1 Since the Renewable Energy Act of 2011 (Act 832) went into effect, the EC has issued approximately 124 Provisional Wholesale Electricity Supply Licences for Utility-Scale Grid-connected Renewable Energy (RE) projects, of which only three have been developed, representing a low 2.5 percent development rate.

Unfortunately, the EC notice did not include any additional information on the over 97% of licensed projects that have yet to be constructed, operationalized, or in what stage of development they were in.

2 The second reason for the suspension of new PPA issuing was that the Electricity Company of Ghana (ECG) had signed multiple PPAs totaling more than 2,000MW, costing the country millions of cedis annually.

Threat to jobs

Mr. Agyenim Boateng stated that if the scenario continued, over 700 employment in the country would be jeopardized, especially at a time when jobs are few.

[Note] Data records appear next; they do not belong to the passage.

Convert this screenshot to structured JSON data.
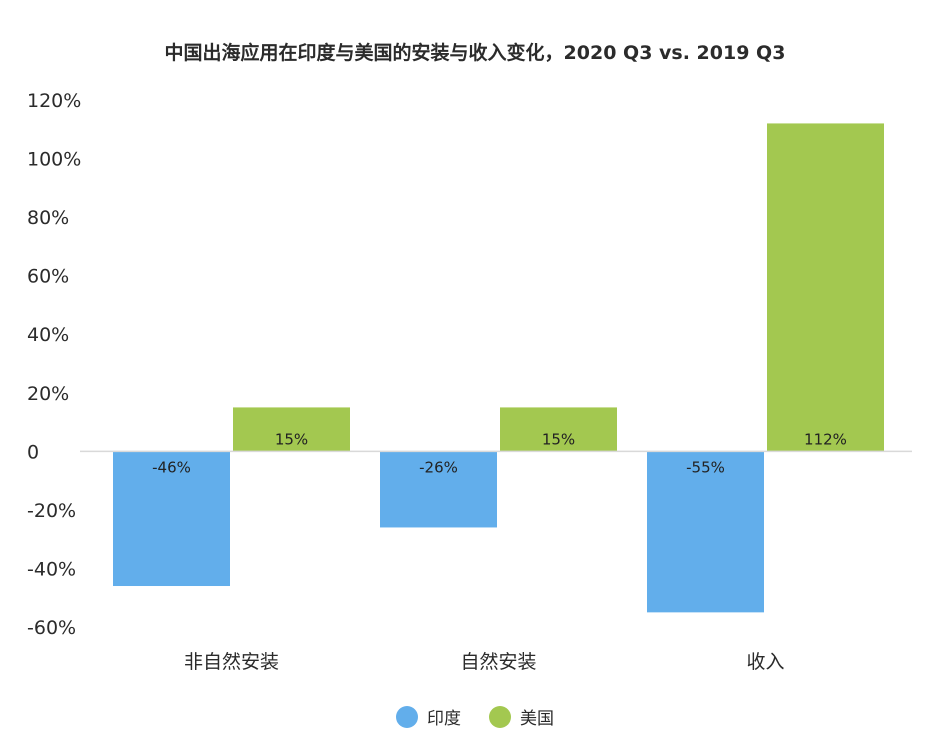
{
  "chart_data": {
    "type": "bar",
    "title": "中国出海应用在印度与美国的安装与收入变化，2020 Q3 vs. 2019 Q3",
    "categories": [
      "非自然安装",
      "自然安装",
      "收入"
    ],
    "series": [
      {
        "name": "印度",
        "color": "#62aeeb",
        "values": [
          -46,
          -26,
          -55
        ],
        "labels": [
          "-46%",
          "-26%",
          "-55%"
        ]
      },
      {
        "name": "美国",
        "color": "#a3c850",
        "values": [
          15,
          15,
          112
        ],
        "labels": [
          "15%",
          "15%",
          "112%"
        ]
      }
    ],
    "ylim": [
      -60,
      120
    ],
    "yticks": [
      120,
      100,
      80,
      60,
      40,
      20,
      0,
      -20,
      -40,
      -60
    ],
    "ytick_labels": [
      "120%",
      "100%",
      "80%",
      "60%",
      "40%",
      "20%",
      "0",
      "-20%",
      "-40%",
      "-60%"
    ],
    "grid": false,
    "legend_position": "bottom-center"
  }
}
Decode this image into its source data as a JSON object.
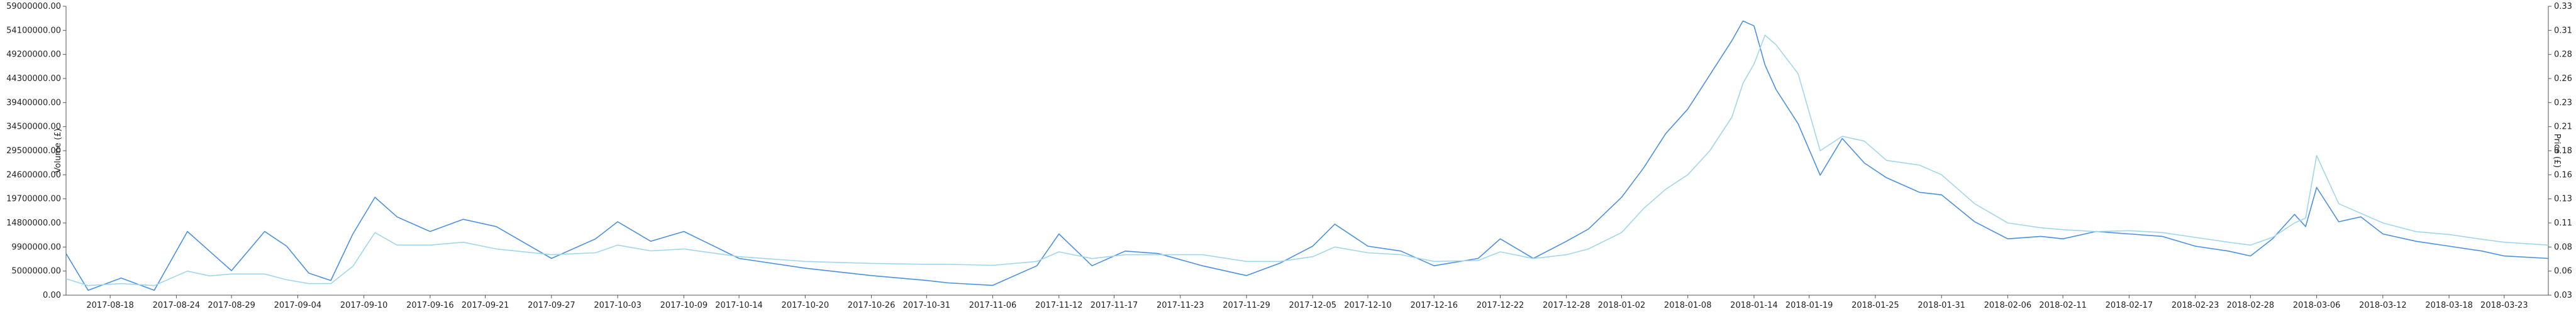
{
  "chart_data": {
    "type": "line",
    "title": "",
    "xlabel": "",
    "ylabel_left": "Volume (£)",
    "ylabel_right": "Price (£)",
    "x_ticks": [
      "2017-08-18",
      "2017-08-24",
      "2017-08-29",
      "2017-09-04",
      "2017-09-10",
      "2017-09-16",
      "2017-09-21",
      "2017-09-27",
      "2017-10-03",
      "2017-10-09",
      "2017-10-14",
      "2017-10-20",
      "2017-10-26",
      "2017-10-31",
      "2017-11-06",
      "2017-11-12",
      "2017-11-17",
      "2017-11-23",
      "2017-11-29",
      "2017-12-05",
      "2017-12-10",
      "2017-12-16",
      "2017-12-22",
      "2017-12-28",
      "2018-01-02",
      "2018-01-08",
      "2018-01-14",
      "2018-01-19",
      "2018-01-25",
      "2018-01-31",
      "2018-02-06",
      "2018-02-11",
      "2018-02-17",
      "2018-02-23",
      "2018-02-28",
      "2018-03-06",
      "2018-03-12",
      "2018-03-18",
      "2018-03-23"
    ],
    "y_left_ticks": [
      "0.00",
      "5000000.00",
      "9900000.00",
      "14800000.00",
      "19700000.00",
      "24600000.00",
      "29500000.00",
      "34500000.00",
      "39400000.00",
      "44300000.00",
      "49200000.00",
      "54100000.00",
      "59000000.00"
    ],
    "y_right_ticks": [
      "0.03",
      "0.06",
      "0.08",
      "0.11",
      "0.13",
      "0.16",
      "0.18",
      "0.21",
      "0.23",
      "0.26",
      "0.28",
      "0.31",
      "0.33"
    ],
    "ylim_left": [
      0,
      59000000
    ],
    "ylim_right": [
      0.03,
      0.33
    ],
    "x_start": "2017-08-14",
    "x_end": "2018-03-27",
    "grid": false,
    "series": [
      {
        "axis": "left",
        "color": "#4a90e2",
        "x": [
          "2017-08-14",
          "2017-08-16",
          "2017-08-19",
          "2017-08-22",
          "2017-08-25",
          "2017-08-27",
          "2017-08-29",
          "2017-09-01",
          "2017-09-03",
          "2017-09-05",
          "2017-09-07",
          "2017-09-09",
          "2017-09-11",
          "2017-09-13",
          "2017-09-16",
          "2017-09-19",
          "2017-09-22",
          "2017-09-27",
          "2017-10-01",
          "2017-10-03",
          "2017-10-06",
          "2017-10-09",
          "2017-10-14",
          "2017-10-20",
          "2017-10-26",
          "2017-10-31",
          "2017-11-02",
          "2017-11-06",
          "2017-11-10",
          "2017-11-12",
          "2017-11-15",
          "2017-11-18",
          "2017-11-21",
          "2017-11-25",
          "2017-11-29",
          "2017-12-02",
          "2017-12-05",
          "2017-12-07",
          "2017-12-10",
          "2017-12-13",
          "2017-12-16",
          "2017-12-20",
          "2017-12-22",
          "2017-12-25",
          "2017-12-28",
          "2017-12-30",
          "2018-01-02",
          "2018-01-04",
          "2018-01-06",
          "2018-01-08",
          "2018-01-10",
          "2018-01-12",
          "2018-01-13",
          "2018-01-14",
          "2018-01-15",
          "2018-01-16",
          "2018-01-18",
          "2018-01-20",
          "2018-01-22",
          "2018-01-24",
          "2018-01-26",
          "2018-01-29",
          "2018-01-31",
          "2018-02-03",
          "2018-02-06",
          "2018-02-09",
          "2018-02-11",
          "2018-02-14",
          "2018-02-17",
          "2018-02-20",
          "2018-02-23",
          "2018-02-26",
          "2018-02-28",
          "2018-03-02",
          "2018-03-04",
          "2018-03-05",
          "2018-03-06",
          "2018-03-08",
          "2018-03-10",
          "2018-03-12",
          "2018-03-15",
          "2018-03-18",
          "2018-03-21",
          "2018-03-23",
          "2018-03-27"
        ],
        "values": [
          8.5,
          1.0,
          3.5,
          1.0,
          13.0,
          9.0,
          5.0,
          13.0,
          10.0,
          4.5,
          3.0,
          12.5,
          20.0,
          16.0,
          13.0,
          15.5,
          14.0,
          7.5,
          11.5,
          15.0,
          11.0,
          13.0,
          7.5,
          5.5,
          4.0,
          3.0,
          2.5,
          2.0,
          6.0,
          12.5,
          6.0,
          9.0,
          8.5,
          6.0,
          4.0,
          6.5,
          10.0,
          14.5,
          10.0,
          9.0,
          6.0,
          7.5,
          11.5,
          7.5,
          11.0,
          13.5,
          20.0,
          26.0,
          33.0,
          38.0,
          45.0,
          52.0,
          56.0,
          55.0,
          47.0,
          42.0,
          35.0,
          24.5,
          32.0,
          27.0,
          24.0,
          21.0,
          20.5,
          15.0,
          11.5,
          12.0,
          11.5,
          13.0,
          12.5,
          12.0,
          10.0,
          9.0,
          8.0,
          11.5,
          16.5,
          14.0,
          22.0,
          15.0,
          16.0,
          12.5,
          11.0,
          10.0,
          9.0,
          8.0,
          7.5
        ]
      },
      {
        "axis": "right",
        "color": "#9fd6ee",
        "x": [
          "2017-08-14",
          "2017-08-16",
          "2017-08-19",
          "2017-08-22",
          "2017-08-25",
          "2017-08-27",
          "2017-08-29",
          "2017-09-01",
          "2017-09-03",
          "2017-09-05",
          "2017-09-07",
          "2017-09-09",
          "2017-09-11",
          "2017-09-13",
          "2017-09-16",
          "2017-09-19",
          "2017-09-22",
          "2017-09-27",
          "2017-10-01",
          "2017-10-03",
          "2017-10-06",
          "2017-10-09",
          "2017-10-14",
          "2017-10-20",
          "2017-10-26",
          "2017-10-31",
          "2017-11-02",
          "2017-11-06",
          "2017-11-10",
          "2017-11-12",
          "2017-11-15",
          "2017-11-18",
          "2017-11-21",
          "2017-11-25",
          "2017-11-29",
          "2017-12-02",
          "2017-12-05",
          "2017-12-07",
          "2017-12-10",
          "2017-12-13",
          "2017-12-16",
          "2017-12-20",
          "2017-12-22",
          "2017-12-25",
          "2017-12-28",
          "2017-12-30",
          "2018-01-02",
          "2018-01-04",
          "2018-01-06",
          "2018-01-08",
          "2018-01-10",
          "2018-01-12",
          "2018-01-13",
          "2018-01-14",
          "2018-01-15",
          "2018-01-16",
          "2018-01-18",
          "2018-01-20",
          "2018-01-22",
          "2018-01-24",
          "2018-01-26",
          "2018-01-29",
          "2018-01-31",
          "2018-02-03",
          "2018-02-06",
          "2018-02-09",
          "2018-02-11",
          "2018-02-14",
          "2018-02-17",
          "2018-02-20",
          "2018-02-23",
          "2018-02-26",
          "2018-02-28",
          "2018-03-02",
          "2018-03-04",
          "2018-03-05",
          "2018-03-06",
          "2018-03-08",
          "2018-03-10",
          "2018-03-12",
          "2018-03-15",
          "2018-03-18",
          "2018-03-21",
          "2018-03-23",
          "2018-03-27"
        ],
        "values": [
          0.047,
          0.04,
          0.042,
          0.04,
          0.055,
          0.05,
          0.052,
          0.052,
          0.046,
          0.042,
          0.042,
          0.06,
          0.095,
          0.082,
          0.082,
          0.085,
          0.078,
          0.072,
          0.074,
          0.082,
          0.076,
          0.078,
          0.07,
          0.065,
          0.063,
          0.062,
          0.062,
          0.061,
          0.065,
          0.075,
          0.068,
          0.072,
          0.072,
          0.072,
          0.065,
          0.065,
          0.07,
          0.08,
          0.074,
          0.072,
          0.065,
          0.066,
          0.075,
          0.068,
          0.072,
          0.078,
          0.095,
          0.12,
          0.14,
          0.155,
          0.18,
          0.215,
          0.25,
          0.27,
          0.3,
          0.29,
          0.26,
          0.18,
          0.195,
          0.19,
          0.17,
          0.165,
          0.155,
          0.125,
          0.105,
          0.1,
          0.098,
          0.096,
          0.097,
          0.095,
          0.09,
          0.085,
          0.082,
          0.09,
          0.105,
          0.11,
          0.175,
          0.125,
          0.115,
          0.105,
          0.096,
          0.093,
          0.088,
          0.085,
          0.082
        ]
      }
    ]
  }
}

“These directives arrived at a time when companies were already reeling from the devastating effects of COVID-19, and as an association, we are quite concerned,” he said.

He claimed that despite writing to both the Ministry of Energy and the Energy Commission, the Association had received no answer.

“It’s only been a month since we wrote to the Energy Commission, so we’re still hopeful of a response,” he said, “but it’s been seven months and we haven’t even had an acknowledgment of receipt of our letter, which is concerning.”